Benar itu benar: Penulis laris Ika Natassa tidak menerima keterjangkauan sebagai alasan untuk membeli buku bajakan. (JP / Atas kebaikan Ika Natasa)
Eka menjelaskan bahwa sebagian besar pengarang Indonesia hanya menerima 10% dari harga buku mereka, yang berarti dampak lebih lanjut bagi orang lain yang pernah bekerja di industri tersebut.
“Kalau dipikir-pikir, harga sebuah buku tidak hanya membayar pengarangnya, tapi juga semua orang di industri ini. Kami membayar editornya, [layout designer]Desainer sampul, pekerja di toko buku, perusahaan penerbitan, dan banyak lagi.
Dionysius Wesno, Humas Raksasa Penerbitan PT Gramedia Pustaka Utama, menjelaskan struktur biaya produksi judul itu rumit dan jauh jangkauannya.

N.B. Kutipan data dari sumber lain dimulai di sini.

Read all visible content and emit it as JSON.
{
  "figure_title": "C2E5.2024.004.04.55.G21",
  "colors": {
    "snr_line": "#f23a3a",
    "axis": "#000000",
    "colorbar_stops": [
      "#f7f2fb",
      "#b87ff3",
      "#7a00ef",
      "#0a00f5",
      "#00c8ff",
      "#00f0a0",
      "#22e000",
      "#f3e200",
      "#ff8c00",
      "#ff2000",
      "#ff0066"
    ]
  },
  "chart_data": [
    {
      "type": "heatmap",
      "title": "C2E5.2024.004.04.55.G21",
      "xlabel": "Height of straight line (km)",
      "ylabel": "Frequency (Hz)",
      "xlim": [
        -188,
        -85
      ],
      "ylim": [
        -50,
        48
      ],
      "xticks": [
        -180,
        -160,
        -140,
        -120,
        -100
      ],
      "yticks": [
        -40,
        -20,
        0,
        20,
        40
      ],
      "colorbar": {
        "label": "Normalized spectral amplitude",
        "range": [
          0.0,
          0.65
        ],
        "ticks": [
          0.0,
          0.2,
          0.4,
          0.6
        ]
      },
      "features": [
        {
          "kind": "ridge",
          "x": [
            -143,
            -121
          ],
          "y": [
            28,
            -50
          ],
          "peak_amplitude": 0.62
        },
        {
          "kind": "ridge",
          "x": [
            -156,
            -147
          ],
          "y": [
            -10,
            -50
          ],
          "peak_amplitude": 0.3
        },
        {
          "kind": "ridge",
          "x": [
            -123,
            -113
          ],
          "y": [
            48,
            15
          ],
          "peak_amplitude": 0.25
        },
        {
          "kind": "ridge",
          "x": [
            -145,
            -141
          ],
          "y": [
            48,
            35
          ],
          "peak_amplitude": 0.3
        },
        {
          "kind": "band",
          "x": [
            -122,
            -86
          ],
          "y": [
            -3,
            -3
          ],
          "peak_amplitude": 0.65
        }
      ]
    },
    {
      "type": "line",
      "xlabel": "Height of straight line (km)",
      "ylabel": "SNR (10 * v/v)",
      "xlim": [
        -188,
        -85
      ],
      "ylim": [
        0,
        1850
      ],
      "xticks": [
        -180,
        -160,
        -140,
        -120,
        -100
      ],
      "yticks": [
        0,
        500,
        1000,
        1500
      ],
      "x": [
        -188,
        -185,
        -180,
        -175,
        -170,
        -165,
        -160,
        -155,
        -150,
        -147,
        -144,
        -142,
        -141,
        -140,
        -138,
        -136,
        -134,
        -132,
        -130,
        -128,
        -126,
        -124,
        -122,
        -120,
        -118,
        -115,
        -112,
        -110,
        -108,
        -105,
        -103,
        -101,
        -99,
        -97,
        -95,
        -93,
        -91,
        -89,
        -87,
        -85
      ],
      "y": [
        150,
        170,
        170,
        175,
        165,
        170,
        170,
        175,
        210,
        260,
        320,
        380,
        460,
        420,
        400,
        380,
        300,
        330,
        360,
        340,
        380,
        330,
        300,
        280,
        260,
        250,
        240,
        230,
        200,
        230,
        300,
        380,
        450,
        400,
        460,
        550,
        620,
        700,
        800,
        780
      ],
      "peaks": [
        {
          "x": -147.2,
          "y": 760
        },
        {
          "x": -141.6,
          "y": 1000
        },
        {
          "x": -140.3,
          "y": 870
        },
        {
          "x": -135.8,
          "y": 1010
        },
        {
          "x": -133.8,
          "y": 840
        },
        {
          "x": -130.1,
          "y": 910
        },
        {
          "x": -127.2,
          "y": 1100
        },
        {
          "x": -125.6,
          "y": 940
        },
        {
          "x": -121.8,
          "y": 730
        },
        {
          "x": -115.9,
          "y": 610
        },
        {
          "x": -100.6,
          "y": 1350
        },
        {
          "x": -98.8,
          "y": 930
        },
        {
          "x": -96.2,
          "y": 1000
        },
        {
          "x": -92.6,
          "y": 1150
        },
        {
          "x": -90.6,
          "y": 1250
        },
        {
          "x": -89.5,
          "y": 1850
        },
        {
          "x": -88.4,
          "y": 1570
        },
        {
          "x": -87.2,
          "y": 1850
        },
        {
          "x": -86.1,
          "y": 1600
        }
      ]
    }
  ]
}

“Ada banyak faktor di balik harga sebuah buku, dari kertas hingga tinta hingga biaya tak terlihat seperti biaya perawatan IT dan distribusi buku,” ujarnya.
Pahala surgawi
Ilham (bukan nama sebenarnya), 46, telah membuat dan menjual buku bajakan sejak 2002, terutama di pusat perbelanjaan tua di Jakarta yang terkenal dengan deretan toko kecil yang menjual buku bekas dan impor. Dia mengatakan bahwa penerbit sering meminta penegak hukum untuk melakukan penggerebekan, tetapi beberapa pemilik toko di dalam dan sekitar mal memberi tahu dia dan vendor lain tentang penggerebekan yang akan datang.
Dia menambahkan bahwa keuntungan yang dia peroleh dari menjual buku bajakan di tokonya, yang juga menjual buku bekas, “tidak banyak”.
“Harganya sangat kompetitif dan pembaca mencari opsi termurah yang tersedia, jadi terkadang mereka menyalin sendiri bukunya,” kata Elham.
Selagi Surat Saya juga menghubungi banyak pedagang online yang menjual ratusan alamat bajakan di platform e-commerce, serta perwakilan platform, banyak dari mereka tidak membalas dan mereka yang tidak menanggapi tidak siap untuk mendaftar. Toko-toko ini masih aktif sampai sekarang, dan banyak yang memiliki peringkat tinggi dan ulasan pelanggan yang bagus.
Ditanya tentang dilema etika tentang bagaimana pembajakan buku mempengaruhi seluruh industri penerbitan, Ilham menjawab: “Saya pikir penerbit telah merugikan penjual seperti kita. Mereka melakukan penjualan cepat dan diskon besar dan semua itu untuk mengganggu standar harga. Jadi saya tidak ‘ Aku tidak berpikir aku berhutang padaku. [anything] Untuk penerbit. “
Bagaimana dengan penulisnya? Nah, penulis mungkin akan mendapatkan pahala di akhirat karena memberikan pendidikan gratis kepada orang-orang, kata Elham sambil tersenyum.
Namun bagi Eka, argumen ini sama sekali tidak membenarkan pembajakan buku.
“Jika ide, pengetahuan, dan hiburan itu gratis, siapa yang akan membayar harganya [production costs]? “Dia berkata.
“Pemikir jahat. Sarjana musik. Komunikator yang ramah hipster. Penggila bacon. Penggemar internet amatir. Introvert.”